Donnerstag, 14. Dezember 2006

Ein Experiment

alltag

Es ist etwa eineinhalb Jahre her, als ich mit einem Freund redete und draufkam, dass ich eigentlich ein höchst langweiliger Mensch war. Ich hatte meinen relativ fixen Tagesablauf, guckte täglich die Simpsons, machte meine Hausaufgaben, spielte am Computer und war den ganzen Tag lang zuhause. Ein klein bisschen auch der langweilige Aussenseiter.

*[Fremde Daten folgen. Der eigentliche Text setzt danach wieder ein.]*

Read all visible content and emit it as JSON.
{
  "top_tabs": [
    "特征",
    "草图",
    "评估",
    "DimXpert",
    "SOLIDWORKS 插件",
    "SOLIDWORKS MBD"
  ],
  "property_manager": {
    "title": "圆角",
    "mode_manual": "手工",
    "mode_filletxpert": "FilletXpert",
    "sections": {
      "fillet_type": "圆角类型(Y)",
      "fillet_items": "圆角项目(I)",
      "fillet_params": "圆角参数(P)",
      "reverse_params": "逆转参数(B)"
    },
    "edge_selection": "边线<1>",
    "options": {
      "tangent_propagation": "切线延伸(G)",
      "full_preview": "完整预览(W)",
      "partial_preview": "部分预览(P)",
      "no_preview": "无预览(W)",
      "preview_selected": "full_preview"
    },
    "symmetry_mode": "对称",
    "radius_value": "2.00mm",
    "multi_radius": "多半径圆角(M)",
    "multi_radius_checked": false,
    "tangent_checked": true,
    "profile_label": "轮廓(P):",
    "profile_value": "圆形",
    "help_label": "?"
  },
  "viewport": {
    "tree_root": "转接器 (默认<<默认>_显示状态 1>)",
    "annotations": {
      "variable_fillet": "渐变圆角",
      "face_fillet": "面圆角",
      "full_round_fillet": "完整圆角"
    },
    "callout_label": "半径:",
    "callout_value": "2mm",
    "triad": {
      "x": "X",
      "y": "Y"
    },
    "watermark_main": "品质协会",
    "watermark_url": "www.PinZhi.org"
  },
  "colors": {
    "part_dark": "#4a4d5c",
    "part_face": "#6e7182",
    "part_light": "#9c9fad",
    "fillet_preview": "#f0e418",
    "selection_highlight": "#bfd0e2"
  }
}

Nun, dieses Chatgespräch gab mir zu denken, und ich steigerte mich immer mehr in die Idee hinein, dieses unreife, ungemein langweilige Kellerkind in mir abzuschütteln.
Jetzt, 1,5 Jahre später, ist das Kellerkind längst vorbei. Existiert nicht mehr. Vergangeheit, und wird nie wieder sein.
Verglichen mit damals bin ich um einiges glücklicher, verrückter, chaotischer, planloser, flexibler und freier. Kurzum: Eine echte Evolution meiner selbst, die schon viel früher hätte sein sollen. Wenn mich damals jemand beschreiben hätte müssen, hätte er wohl "zurückgezogen" gesagt. Heute wohl eher "abgedreht" - wie man das nun auslegen will, positiv oder negativ, ist mir egal - hauptsache, ich bin nicht irgendein Durchschnitt, nicht "normal", nicht gutbürgerlich, spießig, langweilig. Nun, all das steht nun im Zusammenhang mit meinem Experiment:


Nachdem ich einen Dokumentarfilm über die Welternährung und Nahrungssituation gesehen hatte, der appelierte, sich mehr mit der Welt auseinander zu setzen, wurde ich mir bewusst, wie wenig ich eigentlich tat. Der Film war der Grundstein für diesen Blog, und nachdem ich einen der Fakten im Film behördlich erfragt hatte, baute ich mein Vorhaben aus; jeden Tag eine Verrücktheit zu unternehmen, etwas abnormes, etwas nicht-alltägliches - etwas, um dem Alltag zu entkommen.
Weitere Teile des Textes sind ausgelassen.